Interestingly, we found an elevated lactate/pyruvate ratio in the UUO kidney compared to the contralateral kidney indicating elevated anaerobic metabolism in the UUO kidney, as these measurements only have been performed in one animal, no direct conclusion can be drawn. A very small tendency for elevation is also seen in the alanine/pyruvate and bicarbonate/pyruvate ratio, albeit this is by no means conclusive. The 13C-urea data clearly indicate a reduction in blodflow to the UUO kidney, this is in agreement with a study performed by Niles et. al. (2). This might suggest that total ureter release was not yet formed or that the kidney needs more time to normalize. Also proton images revealed a still very edematous UUO kidney. We propose that the reduced blood flow to the UUO kidney is the cause for an upregulation of the anaerobic pathway, as a reduced blodflow is followed by a reduction in oxygen delivery.

Conclusion:

In conclusion we were able to polarize two molecules in the same fluid path. This gave rise to information concerning both metabolism and perfusion in the same scan session. Interestingly there is an apparent increase in the lactate/pyruvate ratio in the UUO kidney compared to the contralateral kidney.
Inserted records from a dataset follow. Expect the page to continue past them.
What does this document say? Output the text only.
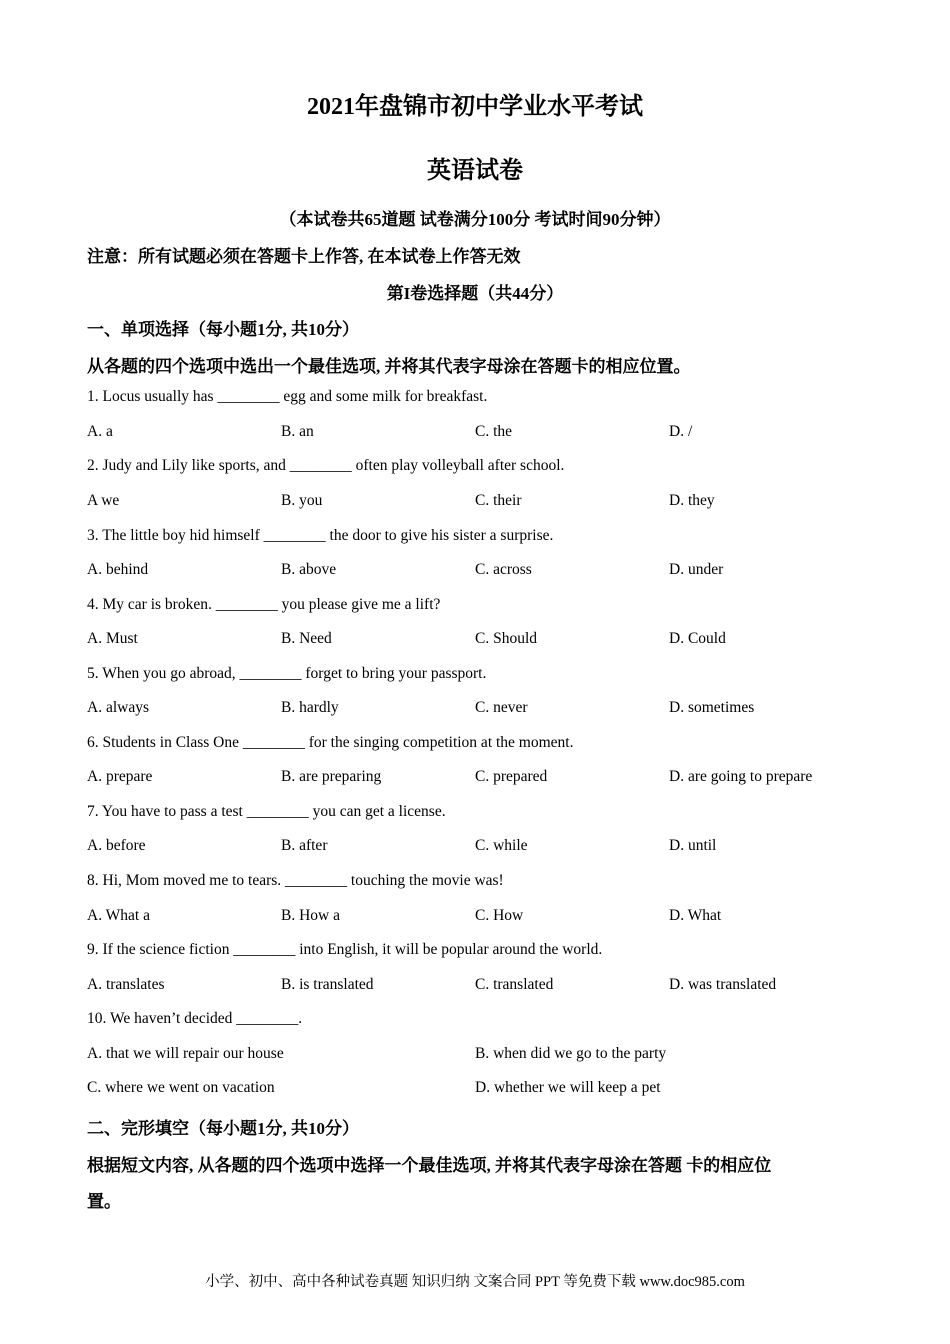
2021年盘锦市初中学业水平考试
英语试卷
（本试卷共65道题 试卷满分100分 考试时间90分钟）
注意：所有试题必须在答题卡上作答, 在本试卷上作答无效
第I卷选择题（共44分）
一、单项选择（每小题1分, 共10分）
从各题的四个选项中选出一个最佳选项, 并将其代表字母涂在答题卡的相应位置。
1. Locus usually has ________ egg and some milk for breakfast.
A. a	B. an	C. the	D. /
2. Judy and Lily like sports, and ________ often play volleyball after school.
A we	B. you	C. their	D. they
3. The little boy hid himself ________ the door to give his sister a surprise.
A. behind	B. above	C. across	D. under
4. My car is broken. ________ you please give me a lift?
A. Must	B. Need	C. Should	D. Could
5. When you go abroad, ________ forget to bring your passport.
A. always	B. hardly	C. never	D. sometimes
6. Students in Class One ________ for the singing competition at the moment.
A. prepare	B. are preparing	C. prepared	D. are going to prepare
7. You have to pass a test ________ you can get a license.
A. before	B. after	C. while	D. until
8. Hi, Mom moved me to tears. ________ touching the movie was!
A. What a	B. How a	C. How	D. What
9. If the science fiction ________ into English, it will be popular around the world.
A. translates	B. is translated	C. translated	D. was translated
10. We haven’t decided ________.
A. that we will repair our house	B. when did we go to the party
C. where we went on vacation	D. whether we will keep a pet
二、完形填空（每小题1分, 共10分）
根据短文内容, 从各题的四个选项中选择一个最佳选项, 并将其代表字母涂在答题 卡的相应位
置。
小学、初中、高中各种试卷真题 知识归纳 文案合同 PPT 等免费下载 www.doc985.com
Also perfusion is severely reduced in the UUO kidney which is seen from the 13C-urea data. Therefore we propose that reduced oxygen delivery to the UUO kidney is causing the elevation in anaerobic metabolism.

Acknowledgements

Henrik Vestergaard is acknowledged for his laboratory assistance.

References

1. Dendooven A, Ishola DA,Jr, Nguyen TQ, Van der Giezen DM, Kok RJ, Goldschmeding R and Joles JA. Oxidative stress in obstructive nephropathy. Int J Exp Pathol 92: 202-210, 2011

2. Niles DJ , Jeremy GW , Smith MR , Reese S , Djamali A , Sadowski EA , Fain SB. Evaluation of the progression of obstructive nephropathy in a UUO mouse model using BOLD, hyperpolarized 13C, and DCE MRI. Proc. Intl. Soc. Mag. Reson. Med. 20, 2012

Figures

Figure 1: (Left) Proton image of the axial slice including the contralateral kidney and the obstructed kidney (Middle) Metabolite/Pyruvate ratios for the contralateral kidney (CL) and the unilateral obstructive uropathy kidney (UUO). (Right) individual kidney 13C-urea divided by 13C urea in the aorta.